Which brings me to the bad news. If it was the achievement of Essert and Filmex to expand Los Angeles moviegoers’ horizons, the AFI Fest of recent years has seemed intent on narrowing them, and this year’s program is no exception. For starters, the omissions are staggering: Nowhere to be found are the two top prizewinners from this year’s Cannes Film Festival — Ken Loach’s masterful The Wind That Shakes the Barley, about the early days of the Irish Republican Army, and Bruno Dumont’s Flanders, about rural Belgian youth sent off to fight in an Iraq-like war — neither of which has yet had a local premiere. Despite a new sidebar devoted to African cinema, the year’s two best African films, Mahamat-Saleh Haroun’s Darrat and Abderrahmane Sissako’s Bamako, are both MIA, no matter that the latter — a scabrous mock trial of the World Bank and International Monetary Fund that counts Danny Glover among its producers — has been invited to just about every prestigious fall festival on the map (including Toronto, New York, Pusan and Vienna).

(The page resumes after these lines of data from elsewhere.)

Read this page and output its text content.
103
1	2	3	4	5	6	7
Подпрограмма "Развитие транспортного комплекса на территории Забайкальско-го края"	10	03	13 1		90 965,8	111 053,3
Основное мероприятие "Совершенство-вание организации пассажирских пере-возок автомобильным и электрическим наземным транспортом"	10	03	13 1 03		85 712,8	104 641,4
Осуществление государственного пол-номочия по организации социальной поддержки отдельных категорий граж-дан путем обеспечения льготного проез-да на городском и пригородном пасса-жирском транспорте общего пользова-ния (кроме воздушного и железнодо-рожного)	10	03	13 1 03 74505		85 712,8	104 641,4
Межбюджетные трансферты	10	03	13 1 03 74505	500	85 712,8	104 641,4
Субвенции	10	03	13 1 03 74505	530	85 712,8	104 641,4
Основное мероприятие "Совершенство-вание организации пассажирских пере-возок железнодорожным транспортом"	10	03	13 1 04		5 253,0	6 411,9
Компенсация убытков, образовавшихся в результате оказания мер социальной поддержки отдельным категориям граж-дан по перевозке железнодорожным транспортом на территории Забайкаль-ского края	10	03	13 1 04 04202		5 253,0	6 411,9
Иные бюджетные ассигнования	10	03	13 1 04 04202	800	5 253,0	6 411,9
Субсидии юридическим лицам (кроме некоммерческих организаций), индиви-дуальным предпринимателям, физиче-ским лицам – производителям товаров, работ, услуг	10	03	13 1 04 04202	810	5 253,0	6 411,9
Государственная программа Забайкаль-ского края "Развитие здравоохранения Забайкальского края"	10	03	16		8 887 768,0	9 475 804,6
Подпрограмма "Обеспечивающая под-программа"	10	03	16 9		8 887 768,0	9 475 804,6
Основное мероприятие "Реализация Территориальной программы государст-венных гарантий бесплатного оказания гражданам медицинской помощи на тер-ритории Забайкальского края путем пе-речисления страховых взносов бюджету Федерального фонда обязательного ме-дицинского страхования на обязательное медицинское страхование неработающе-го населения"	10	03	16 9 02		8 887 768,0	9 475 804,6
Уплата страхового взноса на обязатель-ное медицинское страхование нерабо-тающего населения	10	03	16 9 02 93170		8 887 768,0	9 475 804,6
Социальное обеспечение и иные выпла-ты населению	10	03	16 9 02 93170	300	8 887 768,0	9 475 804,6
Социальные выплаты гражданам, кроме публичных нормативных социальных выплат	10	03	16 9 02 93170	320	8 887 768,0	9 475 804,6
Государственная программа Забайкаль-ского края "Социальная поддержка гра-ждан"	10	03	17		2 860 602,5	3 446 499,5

Likewise absent from AFI Fest’s Asian New Classics section are Chinese director Jia Zhangke’s enormously beautiful Still Life (winner of the Golden Lion for best film at this year’s Venice Film Festival) and Korean director Hong Sang-Soo’s excellent Woman on the Beach. (Apparently, they weren’t as “classic” ?as The Road and Memories of Tomorrow, two films widely known to have been rejected by several major festivals. The latter, a popular Japanese tearjerker starring Ken Watanabe as an Alzheimer’s patient, was described by one well-known festival director as “a perfectly acceptable TV movie.”) And I suppose it was downright quixotic to hope that the best Spanish film I’ve seen in ages, Albert Serra’s revisionist Don Quixote adaptation Honor de Cavalleria, might somehow make it into the festival’s Latin cinema program.